6. Focus your attention on what children are doing right, and you will see more of that. What you pay attention to is what you get more of. Children feel safest when the limits are firm and consistently enforced. Otherwise they may constantly push and test the limits. Children of all ages have a strong need for attention and will repeat behaviors that get a strong reaction, whether positive or negative.

7. Be patient. Being rushed is not compatible with a child's natural rhythm. The dawdling, which is sometimes seen by parents as a challenge to their authority, is normal for children. Time runs much slower for kids than the hectic pace of working adults.

8. To manage the behavior of young children, use distraction and lots of supervision. Discipline calmly. Don't assign consequences when you're angry.

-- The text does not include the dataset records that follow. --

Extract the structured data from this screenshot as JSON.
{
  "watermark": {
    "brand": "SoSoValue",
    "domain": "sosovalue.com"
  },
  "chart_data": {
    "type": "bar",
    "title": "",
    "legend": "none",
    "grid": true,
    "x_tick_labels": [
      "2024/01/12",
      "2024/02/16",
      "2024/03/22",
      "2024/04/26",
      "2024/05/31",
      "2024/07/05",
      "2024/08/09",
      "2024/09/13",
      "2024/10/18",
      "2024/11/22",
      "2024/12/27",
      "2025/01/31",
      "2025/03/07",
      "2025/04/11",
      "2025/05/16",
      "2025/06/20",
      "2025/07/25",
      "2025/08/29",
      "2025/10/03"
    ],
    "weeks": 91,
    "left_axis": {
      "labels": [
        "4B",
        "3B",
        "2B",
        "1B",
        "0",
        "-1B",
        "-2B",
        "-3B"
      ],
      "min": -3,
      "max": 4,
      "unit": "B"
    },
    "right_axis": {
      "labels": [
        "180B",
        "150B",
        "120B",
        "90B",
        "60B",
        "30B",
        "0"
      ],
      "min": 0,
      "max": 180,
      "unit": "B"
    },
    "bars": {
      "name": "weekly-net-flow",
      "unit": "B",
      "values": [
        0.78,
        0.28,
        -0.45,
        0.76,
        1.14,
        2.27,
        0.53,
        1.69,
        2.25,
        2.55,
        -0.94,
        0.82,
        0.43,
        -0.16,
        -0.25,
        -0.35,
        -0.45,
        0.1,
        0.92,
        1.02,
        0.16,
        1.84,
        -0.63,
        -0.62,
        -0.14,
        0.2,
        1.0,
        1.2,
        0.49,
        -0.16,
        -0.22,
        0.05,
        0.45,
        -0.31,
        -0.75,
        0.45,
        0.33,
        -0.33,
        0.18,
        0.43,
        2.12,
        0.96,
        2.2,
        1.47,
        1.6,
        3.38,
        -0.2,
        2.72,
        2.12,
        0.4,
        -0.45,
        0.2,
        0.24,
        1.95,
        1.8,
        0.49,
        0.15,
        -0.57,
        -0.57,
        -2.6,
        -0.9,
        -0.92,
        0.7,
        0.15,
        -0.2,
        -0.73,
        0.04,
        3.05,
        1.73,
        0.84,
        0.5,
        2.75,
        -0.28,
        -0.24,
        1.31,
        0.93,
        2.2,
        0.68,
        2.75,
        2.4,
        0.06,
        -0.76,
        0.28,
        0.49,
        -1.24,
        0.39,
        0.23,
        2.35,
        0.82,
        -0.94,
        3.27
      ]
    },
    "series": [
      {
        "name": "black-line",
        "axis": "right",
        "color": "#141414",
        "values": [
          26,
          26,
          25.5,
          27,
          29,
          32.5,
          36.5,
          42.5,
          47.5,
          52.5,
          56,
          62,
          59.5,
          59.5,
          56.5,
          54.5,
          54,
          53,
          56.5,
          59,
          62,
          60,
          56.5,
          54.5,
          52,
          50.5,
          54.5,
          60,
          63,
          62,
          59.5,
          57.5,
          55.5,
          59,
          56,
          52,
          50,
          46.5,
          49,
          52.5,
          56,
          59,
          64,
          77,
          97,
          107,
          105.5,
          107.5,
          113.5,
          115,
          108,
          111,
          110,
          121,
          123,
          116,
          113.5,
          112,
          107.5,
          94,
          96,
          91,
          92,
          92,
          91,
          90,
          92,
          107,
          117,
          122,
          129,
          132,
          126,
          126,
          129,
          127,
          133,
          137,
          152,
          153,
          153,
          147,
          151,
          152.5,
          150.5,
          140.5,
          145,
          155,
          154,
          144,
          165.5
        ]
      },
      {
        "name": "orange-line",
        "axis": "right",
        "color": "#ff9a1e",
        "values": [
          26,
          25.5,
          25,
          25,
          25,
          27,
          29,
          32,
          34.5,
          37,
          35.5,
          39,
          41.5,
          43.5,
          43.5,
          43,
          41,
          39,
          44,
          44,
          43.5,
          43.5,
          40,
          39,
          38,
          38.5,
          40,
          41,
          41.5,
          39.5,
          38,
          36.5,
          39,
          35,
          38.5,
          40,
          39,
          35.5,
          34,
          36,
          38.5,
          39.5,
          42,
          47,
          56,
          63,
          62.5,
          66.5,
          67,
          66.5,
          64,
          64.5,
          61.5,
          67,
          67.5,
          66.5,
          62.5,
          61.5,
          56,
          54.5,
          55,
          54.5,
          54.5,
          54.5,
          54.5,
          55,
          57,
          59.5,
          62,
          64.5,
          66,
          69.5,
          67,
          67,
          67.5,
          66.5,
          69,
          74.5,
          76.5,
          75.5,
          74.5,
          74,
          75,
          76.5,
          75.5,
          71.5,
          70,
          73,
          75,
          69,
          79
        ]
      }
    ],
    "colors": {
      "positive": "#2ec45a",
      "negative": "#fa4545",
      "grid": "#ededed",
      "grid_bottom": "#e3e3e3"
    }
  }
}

9. Young children are developmentally programmed to explore. Tell them what they can do instead of punishing for what they can't do. For optimum learning, create an environment that is safe for exploration. Give them plenty of interesting things to do.

10. Put problems on your family meeting agenda and let kids brainstorm a solution. Kids are more likely to cooperate when they are involved in the solution.

11. A sense of humor is a valuable tool in working with children. A silly or playful attitude will often ease a tense situation, end a power struggle and invite children's cooperation. Laughing together is a great way to strengthen family bonds.

12. Respect others and children will respect you. We model respect through our daily interactions with others. Our children learn respect from what they observe and receive from us.

What is your best piece of parenting advice?